Of course Mr. Patel is not representing Pfaudler, but even he had the impression that DBAG was “completely” invested in the company going forward. It must have been a shock, indeed, to hear that they are selling nearly half the stake!

Mr. Patel on the other hand is selling shares to fund their own acquisition of Pfaudler Inc. (Where they need to put 100 cr.)

Why Sell Shares and Pay Upto 28% Tax To The Government?

The Patels will sell shares. Under Indian tax laws, they pay upto 20% capital gains tax (based on whether they paid STT when they bought shares). On incomes more than 5 cr. they’ll also pay a 37% surcharge. So the total tax works out to be 28% or so.

To generate 100 cr., they’ll have to sell roughly 140 cr. worth of shares.

The other option would have been to not pay this tax, and instead take a loan on the shares, and sell slowly in parts instead of at this low a price. But of course, in India, pledging is considered a red flag, so this option might not have been taken.

The question: Should you subscribe tomorrow?

This is what people really care about. Tomorrow is the open offer, should you buy?

Well, institutions have already bought more than the base offer (of roughly 17% of the company). There’s a retail offer starting tomorrow which is open to everyone.

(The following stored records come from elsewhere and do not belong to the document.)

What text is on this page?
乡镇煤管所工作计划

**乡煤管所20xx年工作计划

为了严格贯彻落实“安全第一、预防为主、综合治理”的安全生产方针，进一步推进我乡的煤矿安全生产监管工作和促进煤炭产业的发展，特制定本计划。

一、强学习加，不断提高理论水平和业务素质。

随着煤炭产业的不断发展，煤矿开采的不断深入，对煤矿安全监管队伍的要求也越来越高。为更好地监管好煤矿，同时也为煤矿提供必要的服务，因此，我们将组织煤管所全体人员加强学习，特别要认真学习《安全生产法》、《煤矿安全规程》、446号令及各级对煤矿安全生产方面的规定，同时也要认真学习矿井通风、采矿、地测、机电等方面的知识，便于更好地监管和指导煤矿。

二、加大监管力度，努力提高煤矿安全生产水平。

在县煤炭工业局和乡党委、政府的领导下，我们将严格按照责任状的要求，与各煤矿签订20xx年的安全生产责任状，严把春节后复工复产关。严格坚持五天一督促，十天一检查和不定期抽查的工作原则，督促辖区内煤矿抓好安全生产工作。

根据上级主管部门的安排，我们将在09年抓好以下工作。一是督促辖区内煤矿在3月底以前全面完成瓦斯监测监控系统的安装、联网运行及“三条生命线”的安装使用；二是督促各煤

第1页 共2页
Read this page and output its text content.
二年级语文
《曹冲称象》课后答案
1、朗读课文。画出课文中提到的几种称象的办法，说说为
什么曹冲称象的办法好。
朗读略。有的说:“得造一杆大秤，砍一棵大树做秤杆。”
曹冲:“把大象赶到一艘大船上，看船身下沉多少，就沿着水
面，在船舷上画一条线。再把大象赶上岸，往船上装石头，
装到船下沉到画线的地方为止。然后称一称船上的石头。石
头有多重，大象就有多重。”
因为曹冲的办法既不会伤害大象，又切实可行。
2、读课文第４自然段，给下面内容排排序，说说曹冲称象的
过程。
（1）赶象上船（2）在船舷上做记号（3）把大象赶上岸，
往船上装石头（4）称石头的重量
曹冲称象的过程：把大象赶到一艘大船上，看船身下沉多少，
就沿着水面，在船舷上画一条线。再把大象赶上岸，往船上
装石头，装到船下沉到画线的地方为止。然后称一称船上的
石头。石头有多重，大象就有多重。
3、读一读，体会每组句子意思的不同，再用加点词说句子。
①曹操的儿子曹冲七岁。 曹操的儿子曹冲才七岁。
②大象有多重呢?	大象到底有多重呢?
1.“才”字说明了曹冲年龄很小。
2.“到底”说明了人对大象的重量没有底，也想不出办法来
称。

Should you buy?

  • Note that DBAG is running out as fast as it can
  • It will still over more than 25% and if it wants to keep running, there will be more OFS coming up
  • That means the “low float” quickly becomes “very high float”
  • You don’t pay a premium for high float companies. 
  • Also note that GMM Pfaudler is taking a loan to buy companies from DBAG
  • But GMM will only own 54% of these companies
  • 26% will be owned by the Patels (also promoters of GMM) – who will put in roughly 100 cr.
  • It’s not apparent why the Patels had to put in money to buy stake in a subsidiary of GMM Pfaudler, by selling stake in GMM Pfaudler!
  • This might dilute promoter focus.
  • Then, the balance sheet will weaken for the next few years. This is because of higher loans in GMM.

You might think 3,500 is cheap because the stock was only at 6,800 a month back. But nothing is cheap without a reason.

Our advise would be to strongly re-evaluate the stock in your portfolio based on your assumptions, if the above deal changes the impact. We don’t own the stock, and have no recommendations on it, but in the face of such promoter selling, we are not keen to add it to our portfolio.